To the point: age protects against folly

What do the younger ones have over the older ones - apart from the fact that they cost less as workers? The editorial by Editor-in-Chief Anne-Friederike Heinrich from the current Werbewoche 8/16 of May 9, 2016.

When I was looking for my first job in the early 1990s, three questions preoccupied me: What do the employers I'm interested in need? What can I offer them? And: How can I convince them that I am the one who can do this best?
 

That would be different today. Everyone is talking about Generations Y and Z. Every employer who has jobs to offer asks himself: What do they want who are supposed to apply to me? How can I win them over and retain them? How can I make their work as pleasant as possible? As a result, open-plan offices are on the decline again, coffee, water, soft drinks and fruit for free are standard, and meeting rooms are feel-good and experience areas. After all, younger and younger employees have high expectations: their work should not feel like work, it should be well paid, it should allow a high level of identification and reputation, and it should offer plenty of scope for their private lives.

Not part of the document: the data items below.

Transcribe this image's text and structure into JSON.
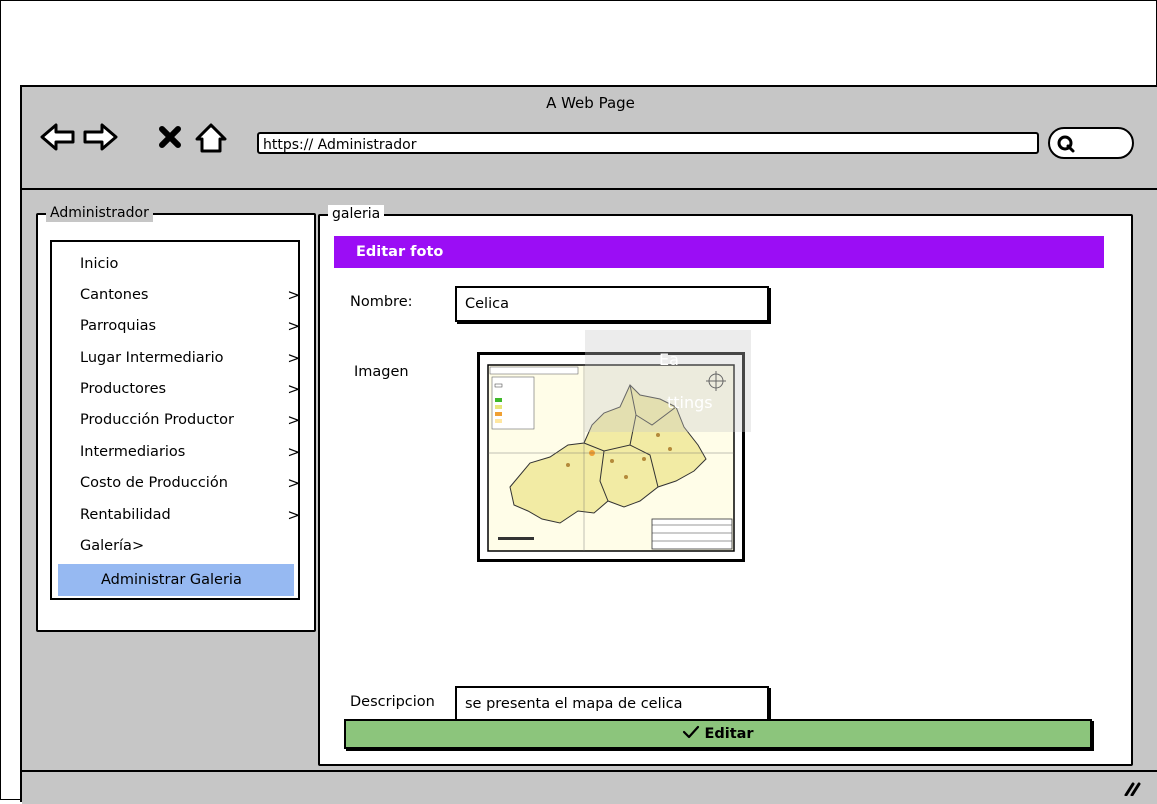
{
  "browser": {
    "title": "A Web Page",
    "url": "https:// Administrador",
    "nav_icons": [
      "back-arrow-icon",
      "forward-arrow-icon",
      "close-x-icon",
      "home-icon"
    ],
    "search_icon": "search-icon"
  },
  "sidebar": {
    "legend": "Administrador",
    "items": [
      {
        "label": "Inicio",
        "chevron": ""
      },
      {
        "label": "Cantones",
        "chevron": ">"
      },
      {
        "label": "Parroquias",
        "chevron": ">"
      },
      {
        "label": "Lugar Intermediario",
        "chevron": ">"
      },
      {
        "label": "Productores",
        "chevron": ">"
      },
      {
        "label": "Producción Productor",
        "chevron": ">"
      },
      {
        "label": "Intermediarios",
        "chevron": ">"
      },
      {
        "label": "Costo de Producción",
        "chevron": ">"
      },
      {
        "label": "Rentabilidad",
        "chevron": ">"
      },
      {
        "label": "Galería>",
        "chevron": ""
      }
    ],
    "active_item": "Administrar Galeria",
    "active_color": "#96b9f2"
  },
  "main": {
    "legend": "galeria",
    "header": "Editar foto",
    "header_color": "#9b0df5",
    "nombre_label": "Nombre:",
    "nombre_value": "Celica",
    "imagen_label": "Imagen",
    "descripcion_label": "Descripcion",
    "descripcion_value": "se presenta el mapa de celica",
    "submit_icon": "check-icon",
    "submit_label": "Editar",
    "submit_color": "#8cc57c"
  },
  "watermark": {
    "line1": "Ea",
    "line2": "ttings"
  }
}
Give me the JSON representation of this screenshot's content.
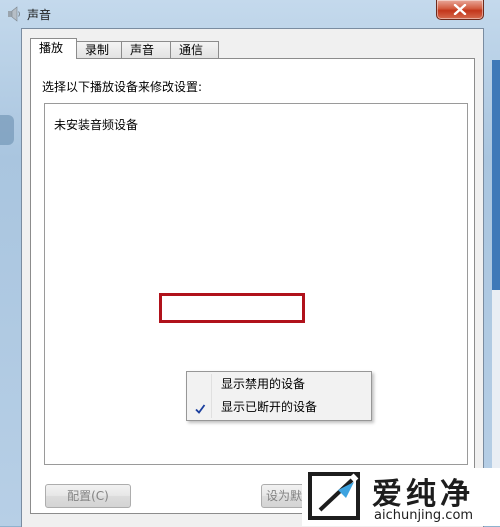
{
  "window": {
    "title": "声音",
    "close_icon": "close-icon"
  },
  "tabs": [
    {
      "label": "播放",
      "active": true
    },
    {
      "label": "录制",
      "active": false
    },
    {
      "label": "声音",
      "active": false
    },
    {
      "label": "通信",
      "active": false
    }
  ],
  "playback": {
    "instruction": "选择以下播放设备来修改设置:",
    "empty_message": "未安装音频设备"
  },
  "context_menu": {
    "items": [
      {
        "label": "显示禁用的设备",
        "checked": false,
        "highlighted": true
      },
      {
        "label": "显示已断开的设备",
        "checked": true
      }
    ]
  },
  "buttons": {
    "configure": "配置(C)",
    "set_default": "设为默"
  },
  "watermark": {
    "brand": "爱纯净",
    "url": "aichunjing.com"
  },
  "colors": {
    "highlight_box": "#b0121b",
    "close_button": "#c3361b",
    "check": "#1a3e9e"
  }
}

OK?

While on the one hand an almost outrageous attitude of entitlement is becoming entrenched, on the other hand there is discussion about the increasingly aging population, which has hardly any chance of retiring at the age of 65. Continuing to work is the motto. Absurdly, workers over 55 who have lost their jobs hardly get a chance to take on a job at their level. But this is not discussed at all; those affected are left alone with their problem. Something is not right.

What do the younger ones have over the older ones - apart from the fact that they cost less as workers? They are natives in the use of social media, operate their mobile as if it were a body part, and know the demands of their own generation in detail - and thus those of our future customers. This knowledge alone can be acquired and social media skills trained; you don't have to be a native to understand what it's all about. What the young lack is knowledge about older target groups. But these are growing, while the younger ones are becoming fewer and fewer. In Switzerland, the old-age dependency ratio - the number of people 65 and older for every 100 people of working age - is 36 percent; 18 percent of our population is over 65, according to the Federal Statistical Office. Any questions?

What do the older ones have over the younger ones? They know the industry like the back of their hand and have the necessary composure not to jump on every hype immediately. They can assess developments and estimate the consequences of their actions. You can't acquire such a wealth of experience, you can't teach it; you have to gain experience yourself so that you can make use of it.

So what is more favorable for employers? Hiring a youngster who, in addition to native experience, has a big mouth that first has to be fed with knowledge? Or to accept a slightly higher salary and at the same time buy a big backpack full of knowledge and contacts? Both! For a cleverly acting and solidly positioned company, all age groups and experience levels are important, each with the right task: The young for the restlessness and the unthought ideas, the older for substance, coolness and overview. And each with great appreciation for what the others can do - no matter how old they are.

Placing job ads explicitly for young people under the age of 25 and rejecting applications from people over 55 on the grounds that they are too old (and not even ashamed of it) definitely puts us, our economy and our country in a bad way. Who is really old today at 60 or 70? Let alone in their mid-50s? And what kind of society can survive by advancing its knowledge and reinventing the wheel every day? We know that you don't get old when you lose your hair, but when you lose hope.

Especially since the core of our work hasn't changed much over the past decades: We make advertising that is meant to get noticed and move people. We make media that are intended to inform, entertain or change. But we do it all on more channels than before, faster and more simultaneously. Of course, this makes new competencies necessary - but also proven ones indispensable. Depending on which culture you look at, either the young are considered society's capital, or the old. It has not yet occurred to anyone to use all generations in a satisfying, appreciative way for the benefit of all. The old cannot do without the young, and the young cannot do without the old. It simply doesn't work. We are discussing generations Y and Z. We've already reached the end of the road when it comes to naming them. What is the next step? Generation Ä - for the elderly? Generation A - for old people? How about Generation G as in together? Why not job sharing between young and old? Cooperation instead of struggle.

There is no better way to bundle knowledge in one place, to serve the desire for a part-time job among the young and to slowly drive down towards retirement among the older ones. (Would also be a cool campaign for the RAV ...) The (few) young people change the labor market through their demands, the (many) well-educated older people end up on the scrap heap. Can we afford that?